Bryant was invited to Washington to bring a tribal perspective to the task force’s discussion.

“I have to admit it was a great honor to be a part of that process, part of that change,” he said.

As the tribe’s police chief, Bryant oversees a department of four full-time and five part-time officers who serve a population of a little over 600. While he is not Native American, his wife, children and grandchildren are.

“I’m a part of the community,” he said. “On an everyday basis, it’s about us being interwoven with the community. I think it goes back to a slogan I heard years ago: ‘Don’t make any decisions about us without us.’ If folks would apply that and understand that, there’s true meaning behind that. It’s about being inclusive.”

One place to start, he said, is at the state’s criminal justice academy. Bryant pointed out that attempts to get a tribal representative on the Maine Criminal Justice Academy’s board of directors have failed twice in the Maine Legislature.

“Maine has changed demographically in the past 15 to 20 years. … I think it’s important that not only do we look at this and say we need that representation there, but we need other races to have that seat at the table because we are changing, the state is changing,” he said.

Maine should be working at “getting that buy-in not only from those who live here but from those who are moving in because they are part of the state now, and to deny that, I think, is wrong,” Bryant said.

“We all travel. We go to different parts of this country, and the hope is that if we are somebody of a different race, different religion, the officers that we come into contact with are well-rounded, well-educated, well-trained and come from a diverse mindset, and that we don’t have some type of implicit bias that may come into play,” he said, “Because it’s about officers having that knowledge, that awareness of the different cultures that make up this vast country.”

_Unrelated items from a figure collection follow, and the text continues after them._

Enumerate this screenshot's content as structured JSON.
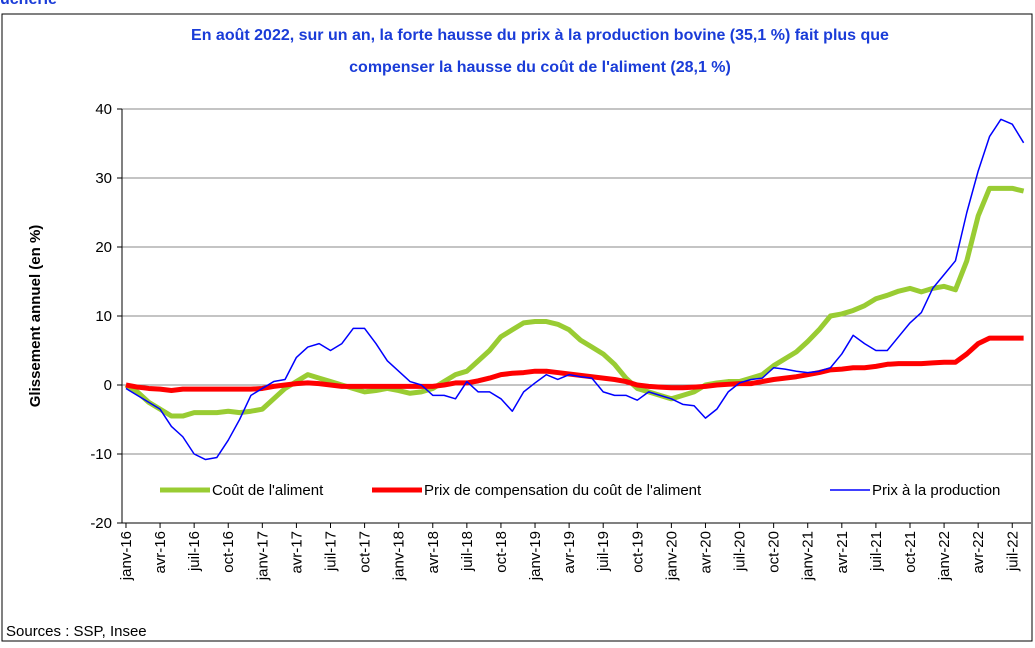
{
  "header": "ucherie",
  "chart_data": {
    "type": "line",
    "title": [
      "En août 2022, sur un an, la forte hausse du prix à la production bovine (35,1 %) fait plus que",
      "compenser la hausse  du coût de l'aliment (28,1 %)"
    ],
    "y_label": "Glissement annuel (en %)",
    "source": "Sources : SSP,  Insee",
    "categories": [
      "janv-16",
      null,
      null,
      "avr-16",
      null,
      null,
      "juil-16",
      null,
      null,
      "oct-16",
      null,
      null,
      "janv-17",
      null,
      null,
      "avr-17",
      null,
      null,
      "juil-17",
      null,
      null,
      "oct-17",
      null,
      null,
      "janv-18",
      null,
      null,
      "avr-18",
      null,
      null,
      "juil-18",
      null,
      null,
      "oct-18",
      null,
      null,
      "janv-19",
      null,
      null,
      "avr-19",
      null,
      null,
      "juil-19",
      null,
      null,
      "oct-19",
      null,
      null,
      "janv-20",
      null,
      null,
      "avr-20",
      null,
      null,
      "juil-20",
      null,
      null,
      "oct-20",
      null,
      null,
      "janv-21",
      null,
      null,
      "avr-21",
      null,
      null,
      "juil-21",
      null,
      null,
      "oct-21",
      null,
      null,
      "janv-22",
      null,
      null,
      "avr-22",
      null,
      null,
      "juil-22",
      null
    ],
    "series": [
      {
        "name": "Coût de l'aliment",
        "color": "#99cc33",
        "width": 5,
        "values": [
          0,
          -1,
          -2.5,
          -3.5,
          -4.5,
          -4.5,
          -4,
          -4,
          -4,
          -3.8,
          -4,
          -3.8,
          -3.5,
          -2,
          -0.5,
          0.5,
          1.5,
          1,
          0.5,
          0,
          -0.5,
          -1,
          -0.8,
          -0.5,
          -0.8,
          -1.2,
          -1,
          -0.5,
          0.5,
          1.5,
          2,
          3.5,
          5,
          7,
          8,
          9,
          9.2,
          9.2,
          8.8,
          8,
          6.5,
          5.5,
          4.5,
          3,
          1,
          -0.5,
          -1,
          -1.5,
          -2,
          -1.5,
          -1,
          0,
          0.3,
          0.5,
          0.5,
          1,
          1.5,
          2.8,
          3.8,
          4.8,
          6.3,
          8,
          10,
          10.3,
          10.8,
          11.5,
          12.5,
          13,
          13.6,
          14,
          13.5,
          14,
          14.3,
          13.8,
          18,
          24.5,
          28.5,
          28.5,
          28.5,
          28.1
        ]
      },
      {
        "name": "Prix de compensation du coût de l'aliment",
        "color": "#ff0000",
        "width": 5,
        "values": [
          0,
          -0.3,
          -0.5,
          -0.6,
          -0.8,
          -0.6,
          -0.6,
          -0.6,
          -0.6,
          -0.6,
          -0.6,
          -0.6,
          -0.5,
          -0.2,
          0,
          0.2,
          0.3,
          0.2,
          0,
          -0.2,
          -0.2,
          -0.2,
          -0.2,
          -0.2,
          -0.2,
          -0.2,
          -0.2,
          -0.2,
          0,
          0.3,
          0.3,
          0.6,
          1,
          1.5,
          1.7,
          1.8,
          2,
          2,
          1.8,
          1.6,
          1.4,
          1.2,
          1,
          0.8,
          0.5,
          0,
          -0.2,
          -0.3,
          -0.4,
          -0.4,
          -0.3,
          -0.2,
          0,
          0.1,
          0.2,
          0.2,
          0.5,
          0.8,
          1,
          1.2,
          1.5,
          1.8,
          2.2,
          2.3,
          2.5,
          2.5,
          2.7,
          3,
          3.1,
          3.1,
          3.1,
          3.2,
          3.3,
          3.3,
          4.5,
          6,
          6.8,
          6.8,
          6.8,
          6.8
        ]
      },
      {
        "name": "Prix à la production",
        "color": "#0000ff",
        "width": 1.5,
        "values": [
          -0.5,
          -1.5,
          -2.5,
          -3.5,
          -6,
          -7.5,
          -10,
          -10.8,
          -10.5,
          -8,
          -5,
          -1.5,
          -0.5,
          0.5,
          0.8,
          4,
          5.5,
          6,
          5,
          6,
          8.2,
          8.2,
          6,
          3.5,
          2,
          0.5,
          0,
          -1.5,
          -1.5,
          -2,
          0.5,
          -1,
          -1,
          -2,
          -3.8,
          -1,
          0.3,
          1.5,
          0.8,
          1.5,
          1.2,
          1,
          -1,
          -1.5,
          -1.5,
          -2.2,
          -1,
          -1.5,
          -2,
          -2.8,
          -3,
          -4.8,
          -3.5,
          -1,
          0.3,
          0.8,
          1,
          2.5,
          2.3,
          2,
          1.8,
          2,
          2.5,
          4.5,
          7.2,
          6,
          5,
          5,
          7,
          9,
          10.5,
          14,
          16,
          18,
          25,
          31,
          36,
          38.5,
          37.8,
          35.1
        ]
      }
    ],
    "ylim": [
      -20,
      40
    ],
    "yticks": [
      -20,
      -10,
      0,
      10,
      20,
      30,
      40
    ],
    "grid": true
  }
}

Bryant said he hopes to bring that perspective to his department and beyond.

“I want to be a leader in taking Maine in that direction and saying we need to lead by example. Maine is changing and it has to be an inclusive state. I think it’s an exciting time for us,” he said.

Bryant hopes the task force’s final report will spread widely in law enforcement circles, particularly at the academy “because that’s where our young officers are being formed. It’s my hope that I am able to work with the academy in bringing a diverse approach to not only the academy itself but to the training that’s going on there.”

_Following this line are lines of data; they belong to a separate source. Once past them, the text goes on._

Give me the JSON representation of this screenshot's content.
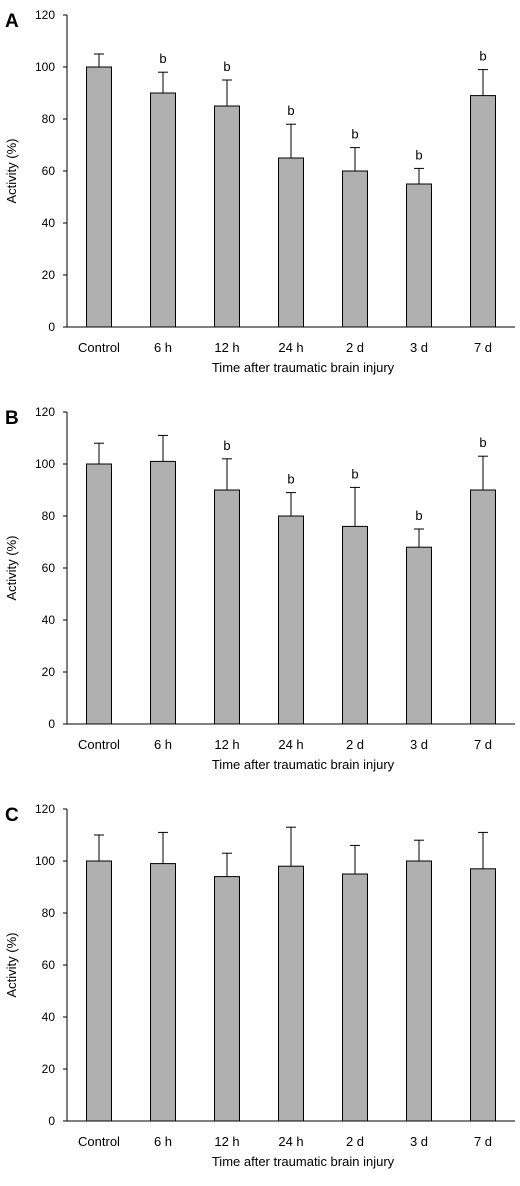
{
  "chart_data": [
    {
      "type": "bar",
      "panel_label": "A",
      "categories": [
        "Control",
        "6 h",
        "12 h",
        "24 h",
        "2 d",
        "3 d",
        "7 d"
      ],
      "values": [
        100,
        90,
        85,
        65,
        60,
        55,
        89
      ],
      "errors": [
        5,
        8,
        10,
        13,
        9,
        6,
        10
      ],
      "annotations": [
        "",
        "b",
        "b",
        "b",
        "b",
        "b",
        "b"
      ],
      "xlabel": "Time after traumatic brain injury",
      "ylabel": "Activity (%)",
      "ylim": [
        0,
        120
      ],
      "yticks": [
        0,
        20,
        40,
        60,
        80,
        100,
        120
      ],
      "bar_color": "#b0b0b0",
      "grid": false
    },
    {
      "type": "bar",
      "panel_label": "B",
      "categories": [
        "Control",
        "6 h",
        "12 h",
        "24 h",
        "2 d",
        "3 d",
        "7 d"
      ],
      "values": [
        100,
        101,
        90,
        80,
        76,
        68,
        90
      ],
      "errors": [
        8,
        10,
        12,
        9,
        15,
        7,
        13
      ],
      "annotations": [
        "",
        "",
        "b",
        "b",
        "b",
        "b",
        "b"
      ],
      "xlabel": "Time after traumatic brain injury",
      "ylabel": "Activity (%)",
      "ylim": [
        0,
        120
      ],
      "yticks": [
        0,
        20,
        40,
        60,
        80,
        100,
        120
      ],
      "bar_color": "#b0b0b0",
      "grid": false
    },
    {
      "type": "bar",
      "panel_label": "C",
      "categories": [
        "Control",
        "6 h",
        "12 h",
        "24 h",
        "2 d",
        "3 d",
        "7 d"
      ],
      "values": [
        100,
        99,
        94,
        98,
        95,
        100,
        97
      ],
      "errors": [
        10,
        12,
        9,
        15,
        11,
        8,
        14
      ],
      "annotations": [
        "",
        "",
        "",
        "",
        "",
        "",
        ""
      ],
      "xlabel": "Time after traumatic brain injury",
      "ylabel": "Activity (%)",
      "ylim": [
        0,
        120
      ],
      "yticks": [
        0,
        20,
        40,
        60,
        80,
        100,
        120
      ],
      "bar_color": "#b0b0b0",
      "grid": false
    }
  ]
}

Bryant noted that he has changed since he graduated from the Maine Criminal Justice Academy in the mid 1980s.

“When I first got out of the academy, it was all about you give a ticket, you make an arrest. You’re enforcing the law. Now, it’s about how do we work together and provide the safest and best place to live?” he said.

“The word ‘enforcement’ is such a small piece of what we do. Service is the largest component of what we do,” he said.